Beispielsweise hob MDg Ernst Hüdepohl (Leiter Steuerabteilung, Niedersächsisches Finanzministerium) bezogen auf die Beziehung zwischen Gesetz und Moral hervor, dass aus Sicht eines Finanzbeamten eher nicht das Gefühl dominiere, dass man seine eigene Moralvorstellung im Wege einer Remonstration gegen das Gesetz umsetzen wolle, sondern die Wahrnehmung, dass man gerne weiter gehen würde, es rechtlich zu viele Spielräume gäbe und oft gewünscht werde, dass das Gesetz enger gefasst sei. An anderer Stelle äußerte er, dass zwischen dem, was gesellschaftlich als adäquat angesehen werde und dem, was gesetzlich niedergeschrieben sei, eine möglichst geringe Diskrepanz vorherrschen solle. Gleichzeitig verwies er hier auf das verbundene Problem zunehmender Komplexität des Gesetzes.

Prof. Dr. Simon Kempny (Universität Bielefeld) äußerte, dass Steuern stärker mit Moral verknüpft würden und das tatsächliche Recht nachstehe. Es dürfe nicht passieren, dass sich das Gesetz anders entwickele als die öffentliche Wahrnehmung.

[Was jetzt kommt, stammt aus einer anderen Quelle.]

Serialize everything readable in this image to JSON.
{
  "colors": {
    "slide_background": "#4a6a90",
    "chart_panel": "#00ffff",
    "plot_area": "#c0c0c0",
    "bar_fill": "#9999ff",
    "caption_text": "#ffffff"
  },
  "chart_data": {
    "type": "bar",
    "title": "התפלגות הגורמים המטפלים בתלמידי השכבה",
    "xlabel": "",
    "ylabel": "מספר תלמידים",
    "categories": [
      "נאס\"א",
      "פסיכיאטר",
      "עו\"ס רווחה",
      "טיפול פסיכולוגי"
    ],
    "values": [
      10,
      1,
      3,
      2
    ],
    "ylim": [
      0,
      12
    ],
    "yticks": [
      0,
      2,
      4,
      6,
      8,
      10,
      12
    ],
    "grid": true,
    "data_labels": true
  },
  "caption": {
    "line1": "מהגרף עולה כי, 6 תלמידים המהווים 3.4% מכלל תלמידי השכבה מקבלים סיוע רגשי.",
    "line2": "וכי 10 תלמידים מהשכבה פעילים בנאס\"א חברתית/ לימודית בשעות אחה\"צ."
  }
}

StB Dr. Pia Dorfmueller (Partnerin Dentons) hob hervor, dass Reputationsrisiken in der Praxis angekommen seien. In den 90ern und 2000er Jahren habe man beispielsweise basierend auf Scoring-Modellen Klienten noch zu einem Markteintritt in Niedrigsteuerländern geraten, heute sehe das Ganze schon anders aus. Auch warf sie auf, dass es in der Praxis nicht mehr unbedingt darum gehe, Steuerschlupflöcher zu nutzen, sondern vielmehr darum, Steuern nicht doppelt zu zahlen und verwies beispielhaft auf umfangreiche Dokumentationserfordernisse.

Prof. Dr. h.c. Rudolf Mellinghoff (RiBVerfG a.D., PräsBFH a.D.) äußerte neben vielen bereits in der Keynote angesprochenen Aspekten, dass Steuergestaltungen in der EU nicht nur zu kritisieren seien und warf unter anderem die These auf, dass Steuerarbitrage in einigen Ländern die Demokratie sichere.

Aus einer Publikumsfrage der Anwesenden zur Einschätzung einer Gestaltung eines gesetzlich legalen doppelten Betriebsausgabenabzugs ging hervor: „Legal gleich legitim“ ist nicht mehr up to date. Ungefähr die Hälfte der Anwesenden sah eine solche Gestaltung als moralisch verwerflich an. Die erhebliche Diskrepanz zwischen der juristischen und der moralischen Bewertung einer Steuergestaltung spiegelte sich auch in einer Befragung wider, die Prof. Blaufus und Dr. Keß zum Thema „Steuergestaltung und Moral“ durchgeführt hatten, und deren Ergebnisse im Rahmen der Diskussion präsentiert wurden. Im Rahmen der Befragung wurden 1.200 Personen aus der allgemeinen Bevölkerung sowie knapp 600 Steuerexperten aus Finanzverwaltung und Steuerberatung befragt.

Den Abschluss der Veranstaltung bildete die Preisverleihung. RiFG Dr. Thomas Keß und Prof. Dr. Kay Blaufus zeichneten Jacques Blum und Lorenz Tontsch für die beste juristische Arbeit („Besteht eine Pflicht zur Steuergestaltung bei Unternehmen?“) sowie Leon Reimund und Thomas Gödde für die beste wirtschaftswissenschaftliche Arbeit („Die Steuermoral in Deutschland im Wandel der Zeit – Eine Analyse der Daten des World Values Survey 1981-2018“) des interdisziplinären Seminars jeweils mit einem Preisgeld von 500 € aus.

Im Anschluss war für das leibliche Wohl gesorgt und es konnten die Poster, die im Rahmen des interdisziplinären Seminars erstellt worden waren, betrachtet werden.